The Arizona Supreme Court vacated the opinion of the Appellate Court, holding that while § 12-2604(A) conflicts with Rule 702, it does not violate the constitutional separation of powers doctrine.  The majority reasoned that § 12-2604(A) places requirements in addition to those in Rule 702 on expert witnesses in medical malpractice cases.  Because a witness who would otherwise be qualified under Rule 702 is precluded from testifying in medical malpractice cases unless he or she also meets the requirements of § 12-2604(A), the majority determined that rule and statute directly conflict.
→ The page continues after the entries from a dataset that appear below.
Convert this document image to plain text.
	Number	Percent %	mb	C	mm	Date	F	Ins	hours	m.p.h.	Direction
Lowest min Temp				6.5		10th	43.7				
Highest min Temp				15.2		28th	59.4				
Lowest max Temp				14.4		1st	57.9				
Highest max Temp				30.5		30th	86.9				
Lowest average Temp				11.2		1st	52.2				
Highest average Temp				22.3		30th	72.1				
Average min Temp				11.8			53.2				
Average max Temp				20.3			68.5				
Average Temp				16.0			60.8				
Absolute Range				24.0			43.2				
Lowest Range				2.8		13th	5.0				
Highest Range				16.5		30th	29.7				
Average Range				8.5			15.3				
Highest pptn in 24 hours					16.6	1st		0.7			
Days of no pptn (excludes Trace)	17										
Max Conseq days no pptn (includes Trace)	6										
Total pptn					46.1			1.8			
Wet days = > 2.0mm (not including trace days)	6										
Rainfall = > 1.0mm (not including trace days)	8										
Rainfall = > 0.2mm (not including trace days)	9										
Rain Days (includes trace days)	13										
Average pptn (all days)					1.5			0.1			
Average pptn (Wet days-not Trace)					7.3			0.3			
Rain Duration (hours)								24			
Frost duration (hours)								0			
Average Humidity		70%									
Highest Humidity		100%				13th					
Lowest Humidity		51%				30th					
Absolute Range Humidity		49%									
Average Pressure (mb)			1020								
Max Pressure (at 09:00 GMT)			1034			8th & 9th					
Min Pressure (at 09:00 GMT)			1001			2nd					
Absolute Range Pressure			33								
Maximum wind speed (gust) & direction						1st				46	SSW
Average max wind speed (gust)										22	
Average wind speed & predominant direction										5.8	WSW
The Court then examined whether § 12-2604(A) is substantive or procedural, explaining that if the statute is substantive in nature, it prevails under the doctrine of separation of powers.  Justice Hurwitz, writing for the majority, noted that under Arizona common law – developed long before the adoption of the Rules of Evidence –the standard of care in medical malpractice must be given by an expert witness who is a physician.  He also reasoned that § 12-2604(A) modifies the common law to increase a plaintiff’s burden of production with respect to the standard of care.  Therefore, the majority concluded, the requirement of expert physician testimony in medical malpractice cases is a substantive component of medical malpractice law and does not offend the separation of powers doctrine.  The majority went to find that the statute did not retroactively apply to Seisinger’s claim and vacated the trial court’s judgment and remanded for further proceedings.

Judge Eckerstrom, sitting by designation in the case, concurred in part and concurred in the result.  He explained that he agrees with the majority that § 12-2604(A) directly conflicts with Rule 702; but unlike the majority, he would find that the statute is an unconstitutional violation of the separation of powers doctrine.  Judge Eckerstrom pointed to a number of prior Arizona Supreme Court cases that addressed alleged conflicts between statutes and the Arizona Rules of Evidence, noting that in each case, the Court assumed that the pertinent evidentiary rule fell within the Court’s constitutionally endowed judicial power, and thus, to the extent the statute at issue conflicted with the rule, the Court found that it was unconstitutional.  Disagreeing with both the majority’s decision to conduct the substantive/procedural analysis and the result of that analysis, he stated that “while § 12-563 sets forth substantive law by specifying what must be proven, § 12-2604(A) prescribed the method by which litigants must prove their entitlement to relief under that substantive law.”  Therefore, he concluded, § 12-2604(A) is procedural in nature, and is “an unconstitutional encroachment” by the legislature on the powers of the judicial branch.         

Justice Hurwitz wrote for the majority of the Court.  Judge Eckerstrom, sitting by designation, concurred in part and concurred in the result.